Gazeteci Deniz Zeyrek, müsilajı temizleme bahanesiyle hükümetin İBB’nin yetki alanını daraltarak kıyılarda denetimi İBB’nin elinden aldığını yazdı.

Deniz Zeyrek Sözcü Gazetesi'ndeki yazısında, “İstanbul Büyükşehir, kıyı ilçeleri ve Adalar Belediyesi'nin her türlü etkinliğini denetleme ve engelleme için kullanmaya başladı” ifadelerini kullanan Zeyrek, “Örneğin, Bakanlık 28 Haziran 2022 tarihinde İBB'ye gönderdiği yazıyla Özel Çevre Koruma Bölgesi sınırı içinde bugüne dek yapılmış ve yapılacak tüm tahsisleri, kiralamaları, kullanım izinleri, işgaliye ve ecrimisille ilgili iş ve işlemlerde İBB'yi yetkisiz kıldı” ifadelerini kullandı. https://tele1.com.tr/musilaj-yeniden-ortaya-cikti-569860/ Deniz Zeyrek'in yazısı şöyle: Durum böyle olunca, yerel yönetimlerin iş ve işlemleri bakanlığa takılmaya başlamış. Örneğin Avcılar ilçesinde bir lunaparkın yıkımı, henüz bakanlıkta değerlendirme yapılmadığı ve onay verilmediği için gerçekleştirilememiş. Belediye, çevre koruma bölgesi düzenlemesi nedeniyle oluşan yetki tartışması nedeniyle yargıya başvurma hakkını dahi kullanamamış. Tarabya'da kazıklı yolda oluşan çökme, yine bakanlığın değerlendirme ve onay yazısı gelmediği için onarılamamış. Diğer taraftan, Üsküdar sahilindeki sahil yolu ve tramvay çalışmaları da bakanlığın değerlendirme ve onayına takılmış vaziyette.

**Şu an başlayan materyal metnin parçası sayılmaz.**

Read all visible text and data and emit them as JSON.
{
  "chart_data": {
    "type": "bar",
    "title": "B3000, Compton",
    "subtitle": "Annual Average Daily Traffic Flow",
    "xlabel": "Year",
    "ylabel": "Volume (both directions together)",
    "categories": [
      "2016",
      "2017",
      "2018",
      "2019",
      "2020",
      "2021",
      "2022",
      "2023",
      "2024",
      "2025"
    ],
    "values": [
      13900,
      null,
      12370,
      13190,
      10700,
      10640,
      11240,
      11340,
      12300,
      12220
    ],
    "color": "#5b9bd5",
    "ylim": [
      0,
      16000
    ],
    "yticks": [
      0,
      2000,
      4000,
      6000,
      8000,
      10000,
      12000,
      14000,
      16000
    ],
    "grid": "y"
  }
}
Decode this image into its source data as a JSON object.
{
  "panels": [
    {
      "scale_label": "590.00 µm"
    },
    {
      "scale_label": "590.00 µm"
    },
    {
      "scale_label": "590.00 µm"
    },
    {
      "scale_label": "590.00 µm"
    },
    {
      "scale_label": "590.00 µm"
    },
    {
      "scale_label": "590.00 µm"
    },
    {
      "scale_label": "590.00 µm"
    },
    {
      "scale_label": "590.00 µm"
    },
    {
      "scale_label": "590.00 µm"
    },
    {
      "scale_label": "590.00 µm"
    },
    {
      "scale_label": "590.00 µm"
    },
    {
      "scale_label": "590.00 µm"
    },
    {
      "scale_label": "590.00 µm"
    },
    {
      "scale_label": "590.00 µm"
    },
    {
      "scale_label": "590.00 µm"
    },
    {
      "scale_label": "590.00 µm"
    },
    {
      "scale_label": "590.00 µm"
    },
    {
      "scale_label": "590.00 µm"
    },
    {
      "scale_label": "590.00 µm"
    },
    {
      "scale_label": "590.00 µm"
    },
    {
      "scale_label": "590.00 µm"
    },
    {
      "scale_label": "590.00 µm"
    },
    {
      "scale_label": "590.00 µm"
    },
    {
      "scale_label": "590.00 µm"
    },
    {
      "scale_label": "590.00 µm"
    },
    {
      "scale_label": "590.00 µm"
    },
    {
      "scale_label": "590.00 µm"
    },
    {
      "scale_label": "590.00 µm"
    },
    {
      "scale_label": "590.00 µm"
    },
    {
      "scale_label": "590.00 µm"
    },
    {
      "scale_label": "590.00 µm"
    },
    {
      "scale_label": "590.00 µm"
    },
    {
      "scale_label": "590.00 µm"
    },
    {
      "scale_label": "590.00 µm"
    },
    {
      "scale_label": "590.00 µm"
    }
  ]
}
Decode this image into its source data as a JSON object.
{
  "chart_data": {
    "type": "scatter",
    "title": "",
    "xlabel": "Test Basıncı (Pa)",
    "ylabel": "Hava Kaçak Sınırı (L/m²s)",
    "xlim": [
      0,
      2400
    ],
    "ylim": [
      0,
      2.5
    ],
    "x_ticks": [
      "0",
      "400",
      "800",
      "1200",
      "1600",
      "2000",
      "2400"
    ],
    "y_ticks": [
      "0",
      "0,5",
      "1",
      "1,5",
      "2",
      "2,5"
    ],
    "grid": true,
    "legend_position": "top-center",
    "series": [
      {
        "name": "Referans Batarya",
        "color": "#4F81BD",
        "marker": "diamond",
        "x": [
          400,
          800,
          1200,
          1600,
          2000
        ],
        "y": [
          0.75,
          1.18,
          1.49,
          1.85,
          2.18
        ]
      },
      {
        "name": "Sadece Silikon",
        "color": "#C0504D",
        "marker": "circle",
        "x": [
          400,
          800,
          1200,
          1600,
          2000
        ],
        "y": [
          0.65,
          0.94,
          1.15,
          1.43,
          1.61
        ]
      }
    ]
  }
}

Bu örnekleri daha da artırmak mümkün. İBB'nin Haliç ve Boğaziçi sahillerinde yürüttüğü hizmetler ve denetimler durmuş vaziyette. İBB zabıtası kıyılara kontrolsüz ve kuralsız bağlanan teknelere müdahale ettiğinde “burası İBB'nin değil bakanlığın kontrolünde” diye özetlenebilecek bir mukavemetle karşılaşıyor. İBB ilgili düzenlemenin iptali ve yürütmenin durdurulması istemiyle Danıştay'a başvurmuş ve dava açılmış. Dava hala sürüyor. Ancak yargı kararı çıkana dek İstanbul'daki muhalif belediyelere yönelik engelleme/bekletme uygulamaları da yetki karmaşası da devam ediyor/edecek. Bir nevi “Özel Çevre Koruma Bölgesi” düzenlemesinin amacı dışında kullanılıyor. İktidar bu uygulamasıyla İstanbul'u kaybetmenin acısını hala yaşadığını, İstanbul'un yeni yerel yöneticilerini çalışamaz hale getirmek istediğini gösteriyor. Görünürde CHP'li belediye başkanları cezalandırılıyor olsa da aslında yapılanların hedefi ve mağduru doğrudan İstanbul halkıdır. İstanbul halkının alacağı hizmeti engelleyen iktidarın unuttuğu bir şey var: Halk, kendisini hedef alan olumsuzlukları hep not eder ve günü geldiğinde, sandık kurulduğunda sorumlulardan hesap sorar. 2023'te seçim var ve o seçimde de hesap sorma durumu değişmeyecek!